Godber told police he had been out with his family and had consumed around five pints when he heard the disturbance.

He said the officers were ‘ragging the motorist around.’

“He said he was sorry and now knows that the arrest had nothing to do with him,” added Mr Chapman.

The court heard Godber had 15 convictions. He received a conditional discharge for theft in March, and a community order for criminal damage in June.

Mary Dixon, mitigating, said: “He thought he heard shouts of distress. He made completely the wrong decision and intervened by trying to grab the officer’s hand.

“He came off quite badly. He was CS gas-sprayed and his hands were cuffed behind his back and he was thrown to the floor.”

Cheryl Nisbet, of the probation service, said Godber could not remember much about the incident because he was drunk.

She said Godber was on a community order, but had not been carrying out unpaid work because of the injury sustained on August 13.

She said he would benefit from a thinking skills course.

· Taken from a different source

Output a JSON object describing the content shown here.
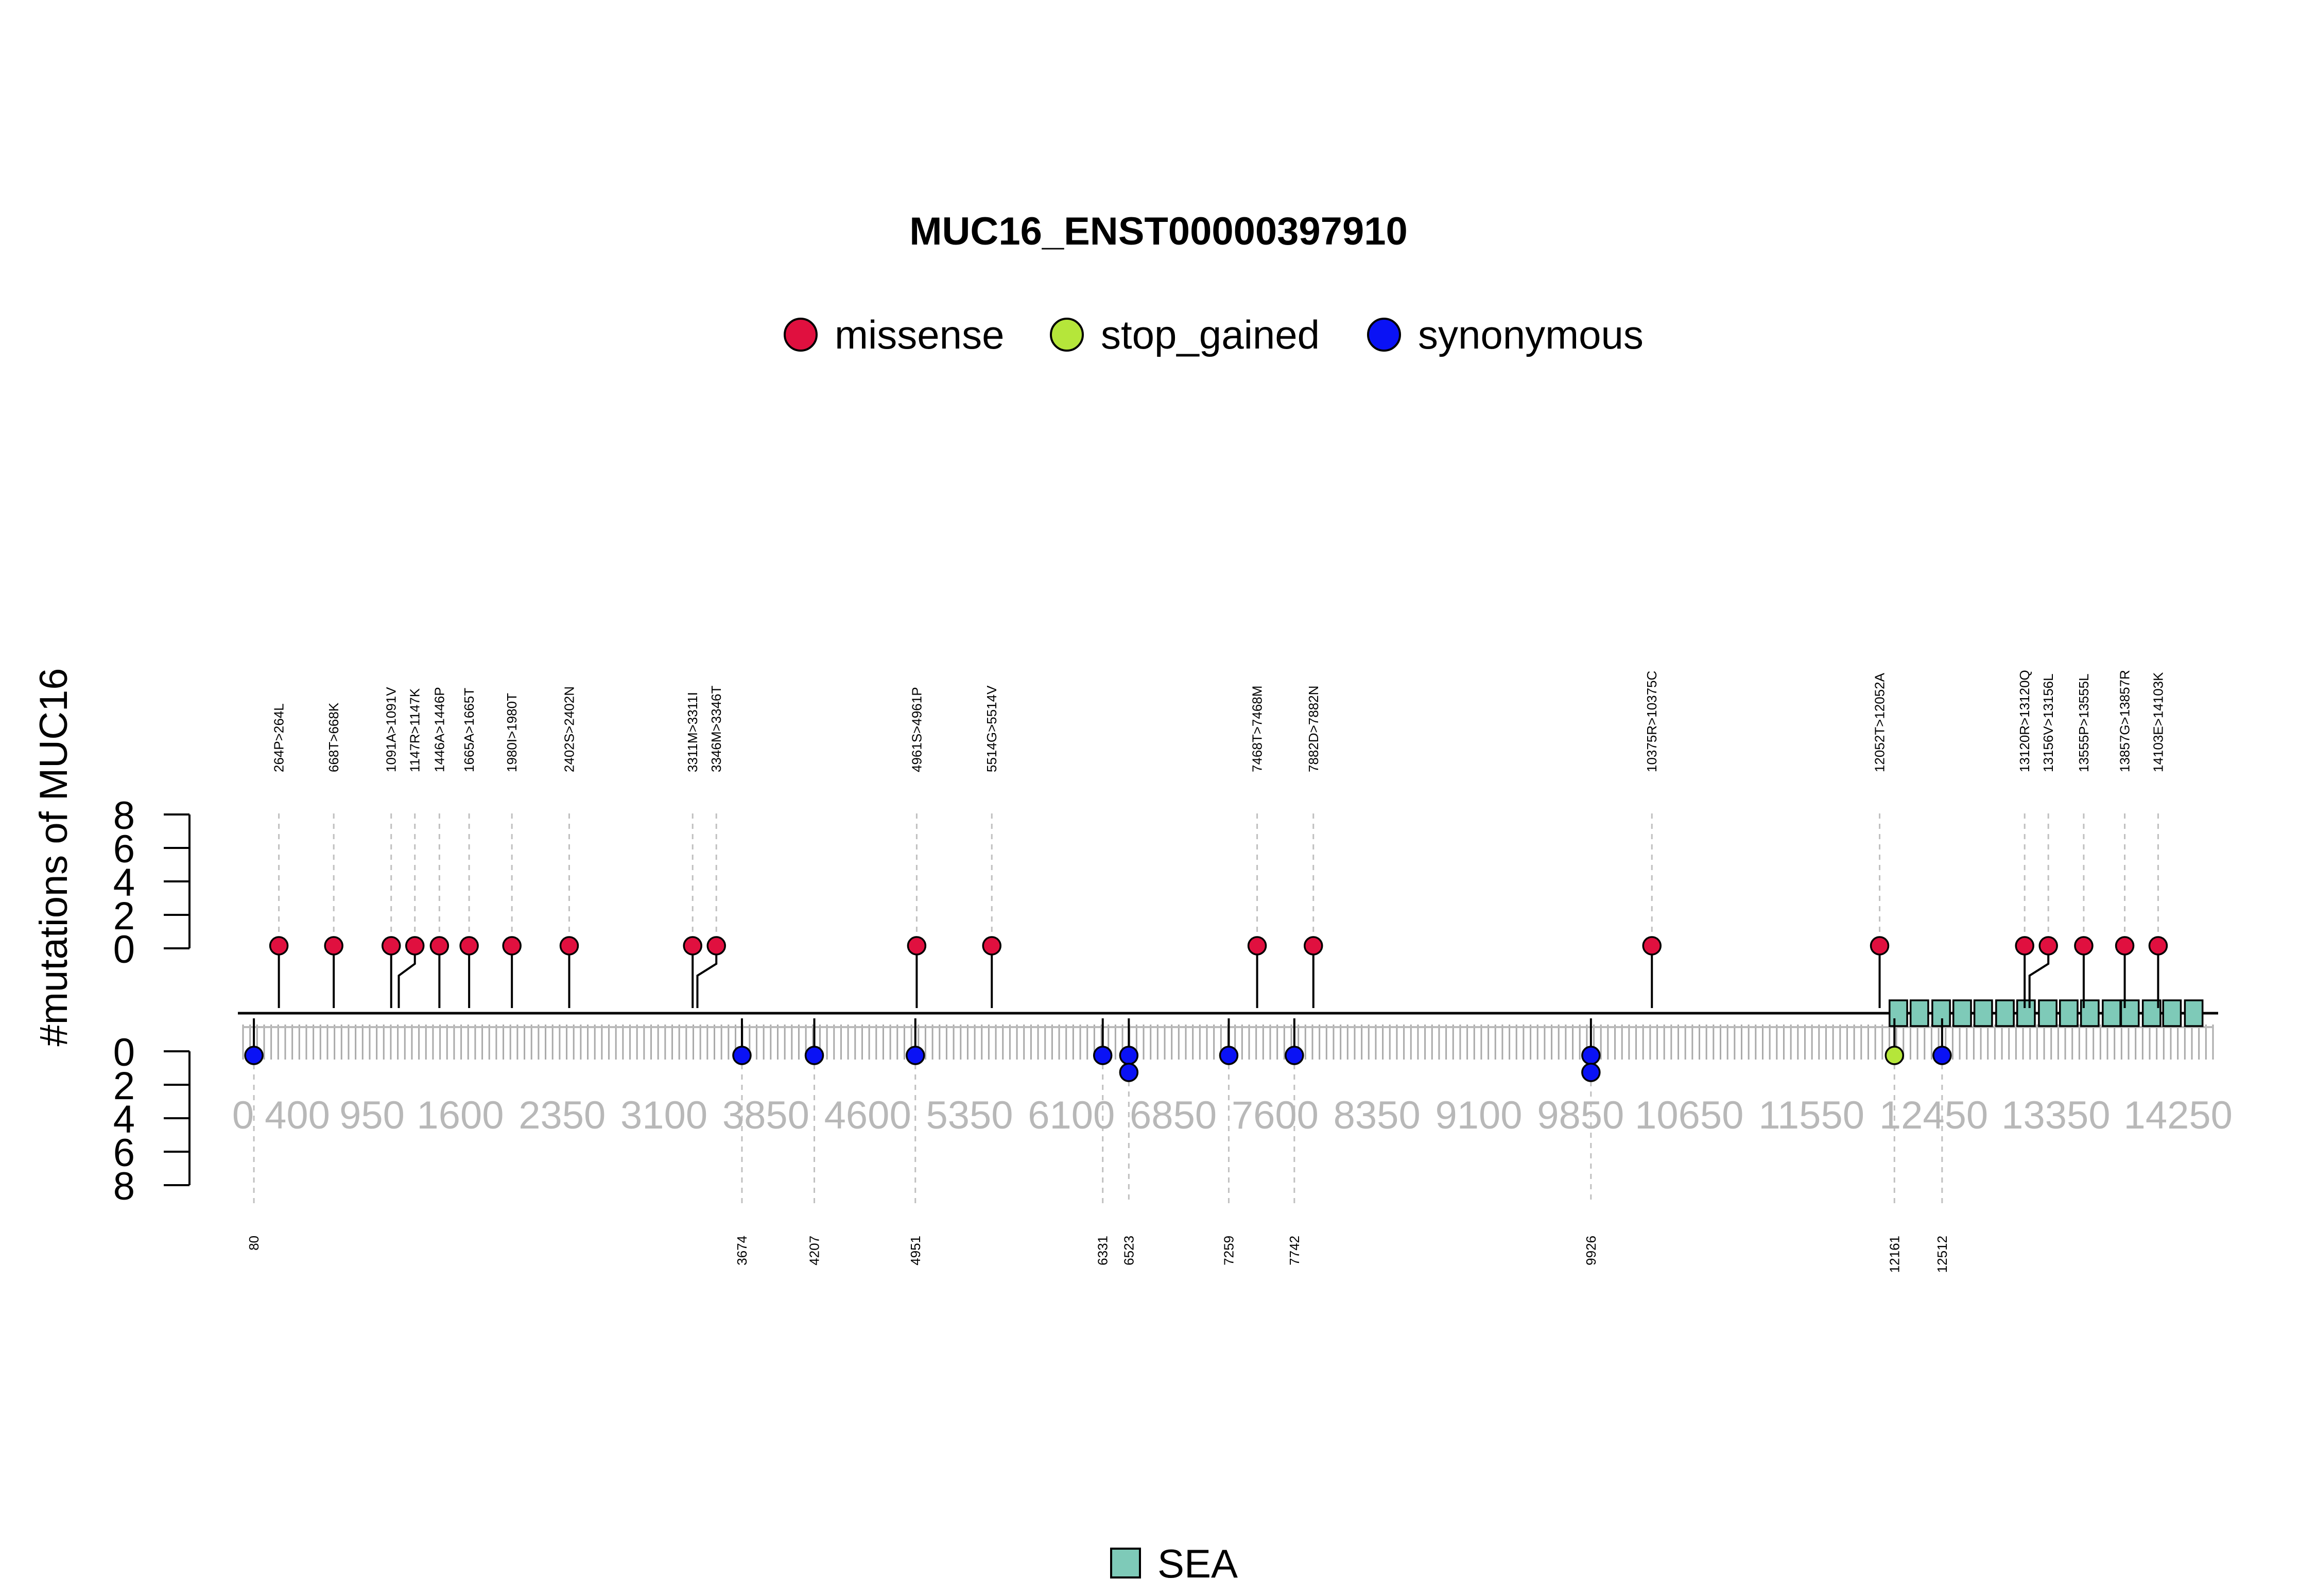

Mary Dixon said: “There are issues here about jumping in without thinking.”

He had kept out of trouble for four years, she said, but there had been a ‘flurry of offences’ over the last six months.

The community order and the conditional discharge were revoked and he was given 26 weeks in prison, suspended for 12 months.

Magistrates warned him that if he is convicted of another offence in this time he can expect to go to prison.

He was ordered to pay compensation of £60 and court costs of £85.